N Tej Bharath
Mission Director
MEPMA
Andhra Pradesh’s urban poverty mission reads like a single, interlinked story led by Mission for Elimination of Poverty in Municipal Areas (MEPMA). It starts with trust and capital. Through the SHG Bank Linkage Scheme, women who once borrowed at punishing rates now access formal credit at scale, the state holds nearly a third of India’s share with ~99.5% recovery, turning credit into confidence and enterprise.
That capital flows into SHG-led Enterprises & Urban Job Creation, where 31,637 new livelihood units take shape, 9,183 members gain “walk-to-work” placements and 143,173 entrepreneurs formalise via MSME registration. This is the “One Family, One Entrepreneur” vision made visible.

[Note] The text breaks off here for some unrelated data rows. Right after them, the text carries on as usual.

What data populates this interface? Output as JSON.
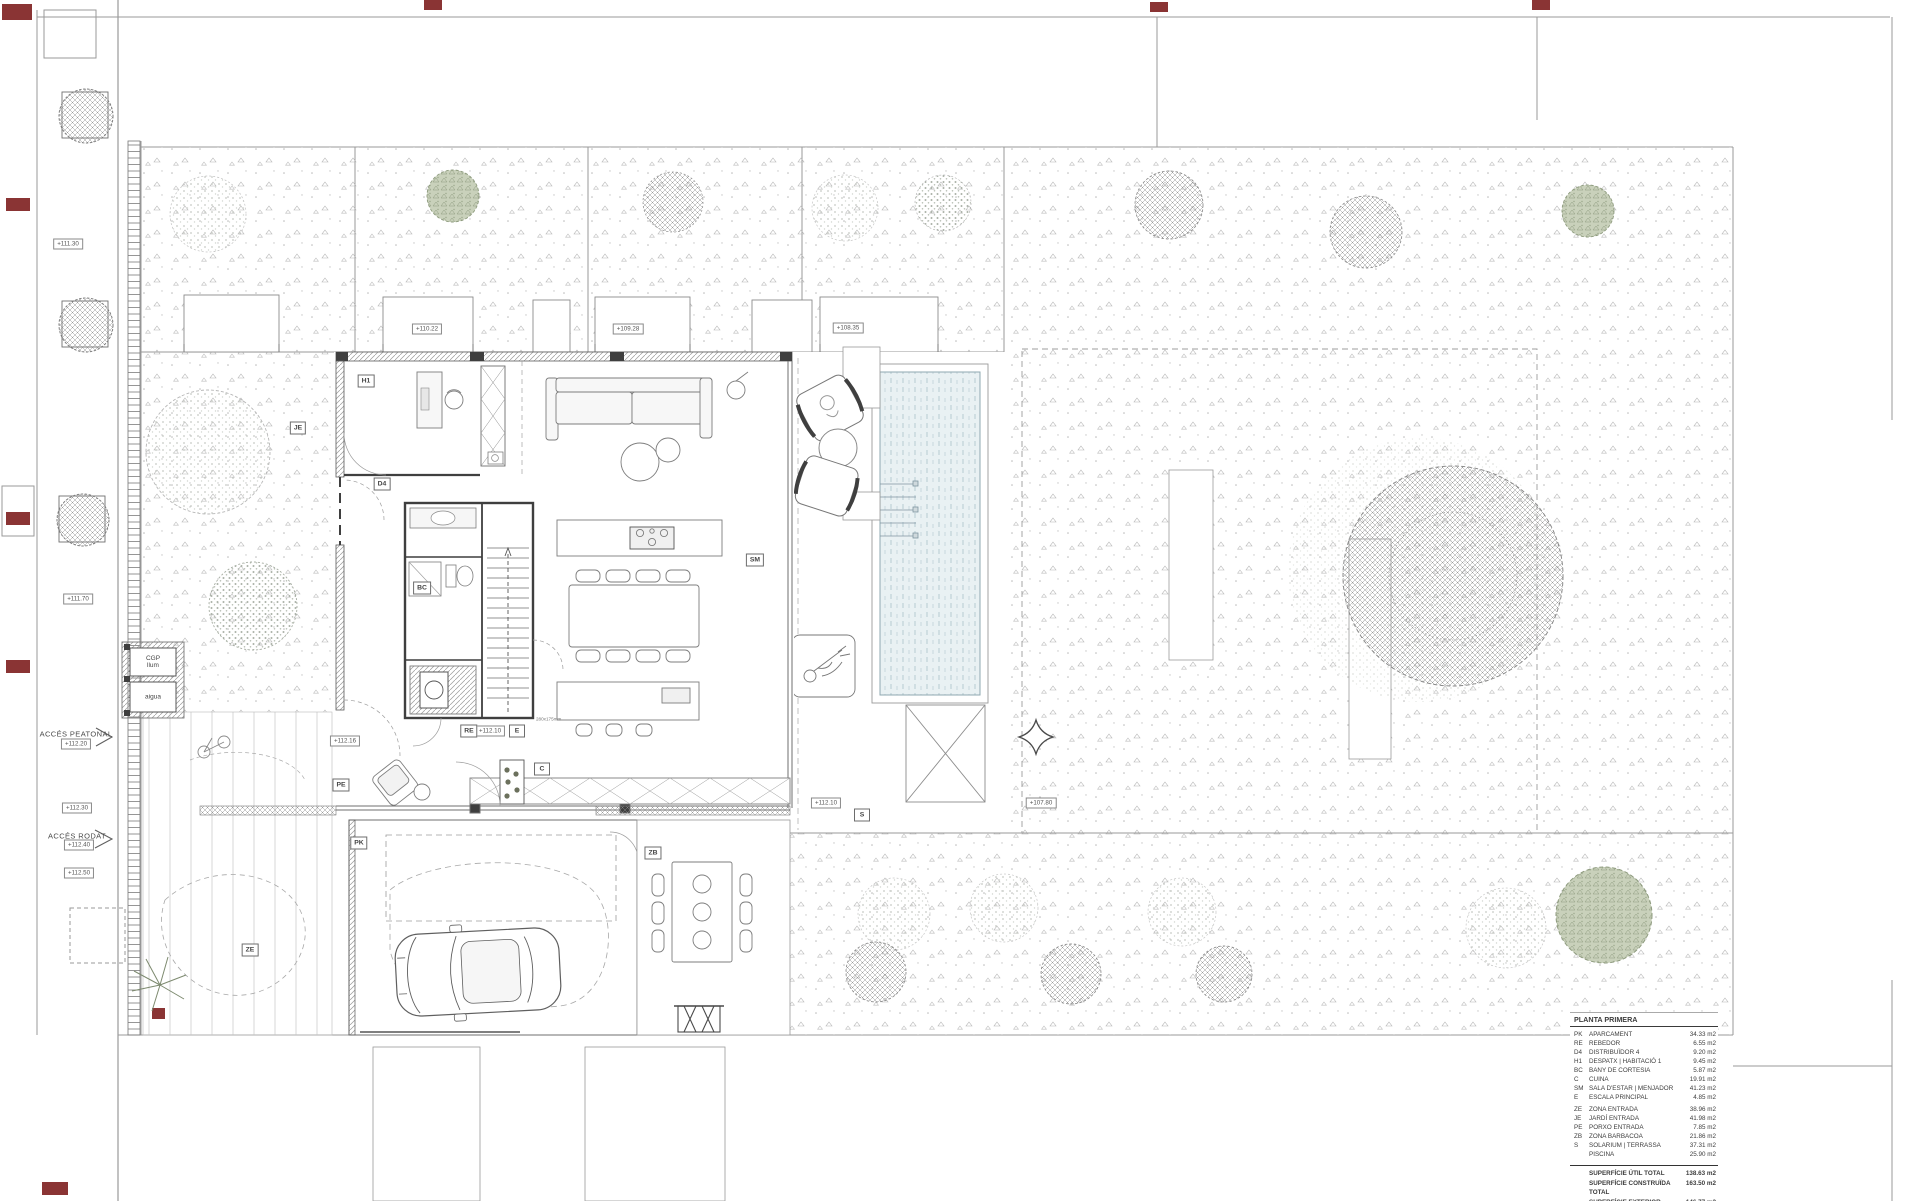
{
  "legend": {
    "header": "PLANTA PRIMERA",
    "groups": [
      {
        "rows": [
          {
            "code": "PK",
            "name": "APARCAMENT",
            "area": "34.33 m2"
          },
          {
            "code": "RE",
            "name": "REBEDOR",
            "area": "6.55 m2"
          },
          {
            "code": "D4",
            "name": "DISTRIBUÏDOR 4",
            "area": "9.20 m2"
          },
          {
            "code": "H1",
            "name": "DESPATX | HABITACIÓ 1",
            "area": "9.45 m2"
          },
          {
            "code": "BC",
            "name": "BANY DE CORTESIA",
            "area": "5.87 m2"
          },
          {
            "code": "C",
            "name": "CUINA",
            "area": "19.91 m2"
          },
          {
            "code": "SM",
            "name": "SALA D'ESTAR | MENJADOR",
            "area": "41.23 m2"
          },
          {
            "code": "E",
            "name": "ESCALA PRINCIPAL",
            "area": "4.85 m2"
          }
        ]
      },
      {
        "rows": [
          {
            "code": "ZE",
            "name": "ZONA ENTRADA",
            "area": "38.96 m2"
          },
          {
            "code": "JE",
            "name": "JARDÍ ENTRADA",
            "area": "41.98 m2"
          },
          {
            "code": "PE",
            "name": "PORXO ENTRADA",
            "area": "7.85 m2"
          },
          {
            "code": "ZB",
            "name": "ZONA BARBACOA",
            "area": "21.86 m2"
          },
          {
            "code": "S",
            "name": "SOLARIUM | TERRASSA",
            "area": "37.31 m2"
          },
          {
            "code": "",
            "name": "PISCINA",
            "area": "25.90 m2"
          }
        ]
      }
    ],
    "totals": [
      {
        "name": "SUPERFÍCIE ÚTIL TOTAL",
        "area": "138.63 m2"
      },
      {
        "name": "SUPERFÍCIE CONSTRUÏDA TOTAL",
        "area": "163.50 m2"
      },
      {
        "name": "SUPERFÍCIE EXTERIOR TOTAL",
        "area": "146.77 m2"
      }
    ]
  },
  "access": {
    "pedestrian": "ACCÉS PEATONAL",
    "road": "ACCÉS RODAT"
  },
  "utilities": {
    "cgp_line1": "CGP",
    "cgp_line2": "llum",
    "water": "aigua"
  },
  "stair_note": "280x175mm",
  "plan": {
    "elevation_tags": [
      {
        "text": "+111.30",
        "x": 68,
        "y": 244
      },
      {
        "text": "+111.70",
        "x": 78,
        "y": 599
      },
      {
        "text": "+112.20",
        "x": 76,
        "y": 744
      },
      {
        "text": "+112.30",
        "x": 77,
        "y": 808
      },
      {
        "text": "+112.40",
        "x": 79,
        "y": 845
      },
      {
        "text": "+112.50",
        "x": 79,
        "y": 873
      },
      {
        "text": "+110.22",
        "x": 427,
        "y": 329
      },
      {
        "text": "+109.28",
        "x": 628,
        "y": 329
      },
      {
        "text": "+108.35",
        "x": 848,
        "y": 328
      },
      {
        "text": "+112.16",
        "x": 345,
        "y": 741
      },
      {
        "text": "+112.10",
        "x": 490,
        "y": 731
      },
      {
        "text": "+112.10",
        "x": 826,
        "y": 803
      },
      {
        "text": "+107.80",
        "x": 1041,
        "y": 803
      }
    ],
    "room_tags": [
      {
        "code": "H1",
        "x": 366,
        "y": 381
      },
      {
        "code": "D4",
        "x": 382,
        "y": 484
      },
      {
        "code": "BC",
        "x": 422,
        "y": 588
      },
      {
        "code": "RE",
        "x": 469,
        "y": 731
      },
      {
        "code": "E",
        "x": 517,
        "y": 731
      },
      {
        "code": "C",
        "x": 542,
        "y": 769
      },
      {
        "code": "SM",
        "x": 755,
        "y": 560
      },
      {
        "code": "PE",
        "x": 341,
        "y": 785
      },
      {
        "code": "PK",
        "x": 359,
        "y": 843
      },
      {
        "code": "ZB",
        "x": 653,
        "y": 853
      },
      {
        "code": "S",
        "x": 862,
        "y": 815
      },
      {
        "code": "ZE",
        "x": 250,
        "y": 950
      },
      {
        "code": "JE",
        "x": 298,
        "y": 428
      }
    ],
    "colors": {
      "linework": "#8f8f8f",
      "walls": "#3f3f3f",
      "pool_fill": "#e9f1f3",
      "pool_stripe": "#a9c2ca",
      "section_mark": "#8a3434",
      "green_tree": "#a9b596"
    }
  }
}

Skills and markets then snap into place. Empowering Urban SHGs via Skill Development & Gig Economy equips 12,523 SHG family members with 60-hour NSDC-RPL training and sector skill certification, followed by digital onboarding to platforms, an assembly line from training to transactions. Its sister chapter, Empowering Urban SHGs Through Gig Economy Integration, operationalises the same idea statewide with Home Triangle — uniforms, IDs, three-month subscription support — so certified electricians, plumbers, beauticians and more can earn in their own neighbourhoods.
Markets also move online. To keep ambition burning, Best Entrepreneurs (Prerana Sakhis) spotlights four star performers per district with EDP, exposure visits and up to ₹50,000 support.
The story widens beyond SHGs to those who make our streets work. Street Vendors Management Programme (PM SVANidhi) formalises livelihoods with CoVs, ID cards, vending markets and affordable working-capital ladders — ₹10,000 to ₹20,000 to ₹50,000 — propelling Andhra Pradesh to national leadership (≈30% of India, ~95% recovery).
Finally, dignity meets shelter. NIVASAM (Shelter for Urban Homeless) modernises SUH with real-time dashboards, CCTV-enabled oversight, grievance redressal and tighter NGO–ULB coordination — making every bed count, every night.
The outcome is not a set of schemes but an urban livelihood ecosystem where a woman can access credit, learn, certify, sell offline and online.